Namizad Safarov, 72 ans, est détenu depuis le 9 décembre de l'année dernière pour avoir escroqué une femme de 53 000 manats azerbaïdjanais (24 500 £ ; 31 000 $) en lui promettant de lui trouver un emploi à l'hôpital.
S'exprimant devant le tribunal des crimes graves de Bakou le 2 juillet, M. Safarov a rejeté les accusations, les qualifiant d'entièrement fabriquées et politiquement motivées.
"S'il y a de la volonté, il n'est pas difficile de révéler que cette accusation est fausse", a déclaré M. Safarov au tribunal.
L'accusation allègue que M. Safarov a promis à Gunel Efendiyeva un poste dans un hôpital local par l'intermédiaire de contacts officiels, mais n'a pas tenu ses promesses après avoir reçu l'argent. Mme Efendiyeva, désignée comme victime dans cette affaire, n'a pas assisté à l'audience.
M. Safarov a demandé au tribunal d'acquérir des données de localisation de ses téléphones portables, à la fois pour lui-même et pour Mme Efendiyeva. Il a fait valoir que les données prouveraient que les deux n’avaient jamais été dans le même voisinage et ne s’étaient jamais rencontrés.
La juge présidente, Mahira Karimova, a rejeté la demande ainsi que d'autres requêtes de la défense, notamment des appels à revoir les images des caméras de sécurité situées à proximité du bureau de M. Safarov et à interroger les témoins présents lors de son arrestation.
Le tribunal a également rejeté une requête visant à ce que M. Safarov soit assigné à résidence avant son verdict.
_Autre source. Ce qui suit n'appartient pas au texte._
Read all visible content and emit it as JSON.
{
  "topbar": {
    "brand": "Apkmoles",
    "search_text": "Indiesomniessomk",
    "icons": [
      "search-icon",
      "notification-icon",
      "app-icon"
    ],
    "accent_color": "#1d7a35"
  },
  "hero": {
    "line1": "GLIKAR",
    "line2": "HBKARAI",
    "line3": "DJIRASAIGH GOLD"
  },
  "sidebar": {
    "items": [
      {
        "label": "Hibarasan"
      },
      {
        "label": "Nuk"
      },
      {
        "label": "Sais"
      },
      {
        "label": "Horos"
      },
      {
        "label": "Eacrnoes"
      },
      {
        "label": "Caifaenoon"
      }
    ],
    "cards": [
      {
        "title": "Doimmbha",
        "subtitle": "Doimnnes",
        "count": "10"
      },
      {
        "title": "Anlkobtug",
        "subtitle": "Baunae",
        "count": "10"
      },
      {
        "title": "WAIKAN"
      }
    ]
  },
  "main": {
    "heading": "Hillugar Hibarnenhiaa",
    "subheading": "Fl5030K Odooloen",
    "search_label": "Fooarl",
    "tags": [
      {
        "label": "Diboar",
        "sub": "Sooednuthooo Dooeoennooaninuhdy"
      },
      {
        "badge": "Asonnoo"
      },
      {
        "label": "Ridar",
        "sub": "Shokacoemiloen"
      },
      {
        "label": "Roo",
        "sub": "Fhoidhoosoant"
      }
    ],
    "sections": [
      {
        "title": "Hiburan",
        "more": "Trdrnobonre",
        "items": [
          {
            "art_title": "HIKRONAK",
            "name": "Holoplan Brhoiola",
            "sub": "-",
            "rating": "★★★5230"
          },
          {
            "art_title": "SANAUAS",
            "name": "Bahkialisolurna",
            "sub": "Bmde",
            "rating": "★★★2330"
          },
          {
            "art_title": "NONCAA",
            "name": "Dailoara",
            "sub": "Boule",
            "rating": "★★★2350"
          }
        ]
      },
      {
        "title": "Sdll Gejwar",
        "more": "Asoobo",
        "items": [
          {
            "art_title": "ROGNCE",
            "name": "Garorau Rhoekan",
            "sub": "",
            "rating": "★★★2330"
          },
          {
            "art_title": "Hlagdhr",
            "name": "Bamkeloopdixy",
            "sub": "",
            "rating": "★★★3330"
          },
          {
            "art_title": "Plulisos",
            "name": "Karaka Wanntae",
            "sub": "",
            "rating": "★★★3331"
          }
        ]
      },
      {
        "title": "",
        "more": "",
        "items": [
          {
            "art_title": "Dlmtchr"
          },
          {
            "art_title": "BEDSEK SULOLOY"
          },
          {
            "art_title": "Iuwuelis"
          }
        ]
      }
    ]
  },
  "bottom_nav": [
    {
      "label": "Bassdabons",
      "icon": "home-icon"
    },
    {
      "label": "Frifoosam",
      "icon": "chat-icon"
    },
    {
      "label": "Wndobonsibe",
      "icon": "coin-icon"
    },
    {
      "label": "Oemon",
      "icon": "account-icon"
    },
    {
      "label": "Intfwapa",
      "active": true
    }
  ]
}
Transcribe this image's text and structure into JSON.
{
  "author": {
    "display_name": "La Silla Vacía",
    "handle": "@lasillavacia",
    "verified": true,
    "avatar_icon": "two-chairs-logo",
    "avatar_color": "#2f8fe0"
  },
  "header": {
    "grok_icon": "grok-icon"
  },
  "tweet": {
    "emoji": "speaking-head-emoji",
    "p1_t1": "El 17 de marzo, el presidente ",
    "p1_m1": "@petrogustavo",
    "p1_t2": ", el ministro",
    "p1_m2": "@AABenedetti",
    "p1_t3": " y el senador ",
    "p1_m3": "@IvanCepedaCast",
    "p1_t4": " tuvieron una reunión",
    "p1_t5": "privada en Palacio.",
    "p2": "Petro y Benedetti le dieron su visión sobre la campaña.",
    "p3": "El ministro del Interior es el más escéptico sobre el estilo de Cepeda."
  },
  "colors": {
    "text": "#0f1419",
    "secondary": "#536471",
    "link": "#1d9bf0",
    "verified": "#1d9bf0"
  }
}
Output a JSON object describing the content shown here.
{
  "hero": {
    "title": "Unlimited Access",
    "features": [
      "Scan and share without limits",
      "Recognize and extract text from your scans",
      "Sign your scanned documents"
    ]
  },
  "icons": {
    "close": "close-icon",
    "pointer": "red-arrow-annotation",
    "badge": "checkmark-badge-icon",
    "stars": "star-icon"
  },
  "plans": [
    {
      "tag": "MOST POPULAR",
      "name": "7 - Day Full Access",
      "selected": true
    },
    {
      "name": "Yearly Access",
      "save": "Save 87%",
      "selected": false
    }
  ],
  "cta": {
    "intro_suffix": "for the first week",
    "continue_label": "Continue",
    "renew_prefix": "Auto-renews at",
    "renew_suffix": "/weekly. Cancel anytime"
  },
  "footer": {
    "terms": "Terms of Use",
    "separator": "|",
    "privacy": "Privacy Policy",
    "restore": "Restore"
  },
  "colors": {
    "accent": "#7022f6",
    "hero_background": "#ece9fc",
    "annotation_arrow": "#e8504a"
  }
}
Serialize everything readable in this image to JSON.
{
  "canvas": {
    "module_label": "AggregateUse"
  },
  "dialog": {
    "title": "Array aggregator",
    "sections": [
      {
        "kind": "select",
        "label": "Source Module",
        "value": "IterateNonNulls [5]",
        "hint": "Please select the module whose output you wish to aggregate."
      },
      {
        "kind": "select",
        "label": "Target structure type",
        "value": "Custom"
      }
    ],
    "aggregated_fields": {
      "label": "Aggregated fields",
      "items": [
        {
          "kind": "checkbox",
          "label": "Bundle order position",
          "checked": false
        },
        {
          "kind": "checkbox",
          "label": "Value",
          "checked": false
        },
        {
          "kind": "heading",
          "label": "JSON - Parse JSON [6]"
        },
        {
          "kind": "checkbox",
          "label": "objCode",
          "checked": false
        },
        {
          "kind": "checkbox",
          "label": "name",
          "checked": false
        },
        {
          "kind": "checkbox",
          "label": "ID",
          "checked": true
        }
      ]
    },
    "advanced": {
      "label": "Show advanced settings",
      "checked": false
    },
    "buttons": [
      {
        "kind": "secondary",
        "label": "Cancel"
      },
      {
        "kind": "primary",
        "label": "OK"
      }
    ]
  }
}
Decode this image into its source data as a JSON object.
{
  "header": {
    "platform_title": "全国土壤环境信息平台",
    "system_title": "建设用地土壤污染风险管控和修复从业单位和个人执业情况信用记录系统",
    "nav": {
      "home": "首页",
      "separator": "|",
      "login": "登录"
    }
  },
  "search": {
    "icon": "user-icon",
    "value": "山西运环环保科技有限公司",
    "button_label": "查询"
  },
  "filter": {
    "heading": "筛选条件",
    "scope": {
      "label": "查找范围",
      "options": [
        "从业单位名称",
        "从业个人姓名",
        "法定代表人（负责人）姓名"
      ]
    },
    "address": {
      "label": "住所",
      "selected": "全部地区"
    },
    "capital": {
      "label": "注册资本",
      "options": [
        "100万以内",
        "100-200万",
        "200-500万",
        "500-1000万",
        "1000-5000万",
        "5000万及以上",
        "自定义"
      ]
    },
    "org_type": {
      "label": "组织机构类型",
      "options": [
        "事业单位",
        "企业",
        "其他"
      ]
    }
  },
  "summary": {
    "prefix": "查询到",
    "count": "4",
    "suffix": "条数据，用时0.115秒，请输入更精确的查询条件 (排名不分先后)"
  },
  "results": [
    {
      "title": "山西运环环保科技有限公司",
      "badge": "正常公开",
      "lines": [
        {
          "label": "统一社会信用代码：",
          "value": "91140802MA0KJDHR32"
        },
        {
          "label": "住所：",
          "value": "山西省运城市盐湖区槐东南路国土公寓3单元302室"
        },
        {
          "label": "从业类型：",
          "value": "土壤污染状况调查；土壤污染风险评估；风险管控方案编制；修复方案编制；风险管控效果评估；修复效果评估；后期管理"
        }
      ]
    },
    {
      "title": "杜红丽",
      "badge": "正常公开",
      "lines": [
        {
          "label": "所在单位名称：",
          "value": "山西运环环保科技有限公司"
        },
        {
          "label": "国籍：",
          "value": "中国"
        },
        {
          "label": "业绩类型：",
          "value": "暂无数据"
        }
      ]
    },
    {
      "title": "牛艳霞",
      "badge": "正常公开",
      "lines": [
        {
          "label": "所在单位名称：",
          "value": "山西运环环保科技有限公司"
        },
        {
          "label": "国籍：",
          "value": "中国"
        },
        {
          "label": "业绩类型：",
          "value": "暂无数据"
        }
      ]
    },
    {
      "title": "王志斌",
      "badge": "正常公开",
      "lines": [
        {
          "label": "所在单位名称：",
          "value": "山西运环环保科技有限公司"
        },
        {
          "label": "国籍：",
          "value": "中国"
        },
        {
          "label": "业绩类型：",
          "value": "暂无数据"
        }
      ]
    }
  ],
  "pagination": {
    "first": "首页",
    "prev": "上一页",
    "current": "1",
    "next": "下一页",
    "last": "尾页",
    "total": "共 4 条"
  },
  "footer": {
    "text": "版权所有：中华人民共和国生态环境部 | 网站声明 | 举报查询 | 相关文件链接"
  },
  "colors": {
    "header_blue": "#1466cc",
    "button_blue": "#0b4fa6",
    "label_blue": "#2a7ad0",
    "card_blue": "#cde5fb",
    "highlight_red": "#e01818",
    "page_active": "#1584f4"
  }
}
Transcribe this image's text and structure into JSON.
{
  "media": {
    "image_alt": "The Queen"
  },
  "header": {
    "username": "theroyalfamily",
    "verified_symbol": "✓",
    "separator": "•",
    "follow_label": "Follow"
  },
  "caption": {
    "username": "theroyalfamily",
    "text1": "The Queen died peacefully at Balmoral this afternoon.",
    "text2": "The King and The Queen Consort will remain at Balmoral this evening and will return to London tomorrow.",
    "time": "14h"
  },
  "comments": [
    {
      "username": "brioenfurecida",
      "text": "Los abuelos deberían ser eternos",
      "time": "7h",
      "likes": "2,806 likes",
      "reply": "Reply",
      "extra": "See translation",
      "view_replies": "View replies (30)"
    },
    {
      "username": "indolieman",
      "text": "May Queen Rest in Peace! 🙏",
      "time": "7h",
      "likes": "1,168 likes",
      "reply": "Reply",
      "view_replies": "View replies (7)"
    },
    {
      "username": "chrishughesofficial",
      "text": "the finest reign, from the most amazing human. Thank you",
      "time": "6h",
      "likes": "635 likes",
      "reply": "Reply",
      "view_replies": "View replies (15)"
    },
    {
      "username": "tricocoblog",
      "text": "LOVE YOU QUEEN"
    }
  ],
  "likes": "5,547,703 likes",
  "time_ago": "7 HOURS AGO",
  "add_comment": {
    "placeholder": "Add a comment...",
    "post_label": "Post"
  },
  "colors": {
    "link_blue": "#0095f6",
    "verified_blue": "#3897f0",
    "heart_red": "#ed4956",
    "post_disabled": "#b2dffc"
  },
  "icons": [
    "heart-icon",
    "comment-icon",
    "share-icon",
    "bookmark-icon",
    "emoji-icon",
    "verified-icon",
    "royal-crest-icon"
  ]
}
La défense avait invoqué son âge et la détérioration de son état de santé comme motif de libération sous caution, affirmant qu'il n'avait pas l'intention de s'enfuir.
M. Safarov risque une peine de prison de cinq à dix ans s'il est reconnu coupable en vertu de l'article 178.3.2 du Code pénal azerbaïdjanais, qui couvre la fraude entraînant des dommages importants.
Lui et ses partisans soutiennent que les poursuites judiciaires constituent une mesure punitive destinée à faire taire son opposition virulente au gouvernement.
Le Parlement populaire d'Azerbaïdjan, un groupe d'opposition formé par des exilés politiques dont M. Safarov est membre, a qualifié cette affaire d'« acte infondé et politiquement motivé visant à semer la peur dans la société ».
M. Safarov, ancien membre de la coalition d'opposition au Conseil national, s'est déjà présenté comme candidat au Parlement et à la présidence. Il a été radié du barreau du pays en 2005 après avoir publiquement critiqué ses dirigeants.
Le gouvernement azerbaïdjanais a toujours nié détenir des prisonniers politiques, insistant sur le fait que les individus figurant sur ces listes ont été poursuivis strictement pour des infractions pénales. Cependant, les organisations locales de défense des droits humains estiment qu'il y a actuellement plus de 300 prisonniers politiques dans le pays.
Le procès devrait reprendre le 30 juillet.